George Paginton | |
Birth Name: | George Alfred Paginton |
Birth Date: | 24 December 1901 |
Birth Place: | Minety Common, Wiltshire, England |
Death Place: | Toronto, Ontario |
Nationality: | English-born Canadian |
Spouse: | Jessie May Forster (married 1930) |
Known For: | Painter |
George Paginton (December24, 1901December06, 1988) [1] was a landscape painter.
George Paginton was born in England, and in 1904, was designated a ward of the state and sent to an orphanage.[2] In 1912, he was sent to Canada, to Lindsay, Ontario as a British Home Child. In 1919, he moved to Toronto, and found work as a freelance commercial artist working for various companies, including Simpsons. In 1927, he attended the Ontario College of Art summer school, in Port Hope, Ontario, studying with J. W. Beatty. In the same year, he was hired by the Toronto Daily Star in the art department, retiring in 1970.

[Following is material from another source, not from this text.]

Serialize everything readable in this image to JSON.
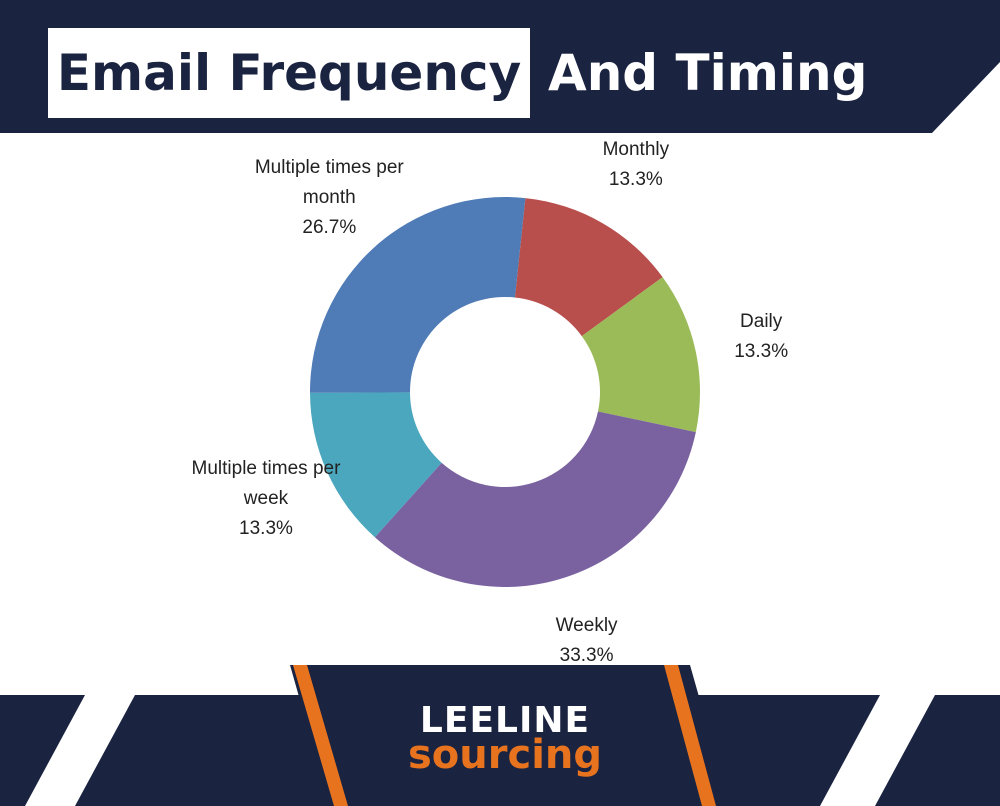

His first exhibition was in the New Toronto Library in 1931. His second show was held in the Robert Simpson Company`s art gallery in 1934, repeated with new work in 1936. Paginton also showed his work at the Art Association of Montreal and the Graphic Arts Society in Toronto and later, with the Canadian Society of Graphic Art. In 1965, his drawings and watercolours were shown at the Arts and Letters Club in Toronto. He died in Toronto on December 6, 1988.
In 2019, Paginton's work was shown posthumously in a retrospective organized with the help of his family titled George Paginton: Painting a Nation curated by Sharona Adamowicz-Clements and Darrin J. Martens for the Peel Art Gallery, Museum and Archives in Brampton.[3]
George Paginton was a landscape artist, inspired by his teacher, J. W. Beatty, and by Tom Thomson and the Group of Seven.[4] Like Beatty, Paginton was a believer in painting the Canadian scene, and his job providing illustrations for the Toronto Star gave him the opportunity to travel widely, and in doing so, to paint.
His work is in a number of gallery collections such as the Art Gallery of Hamilton,[5] the Peel Art Gallery, Museum and Archives Brampton, and the Robert McLaughlin Gallery, Oshawa.[6]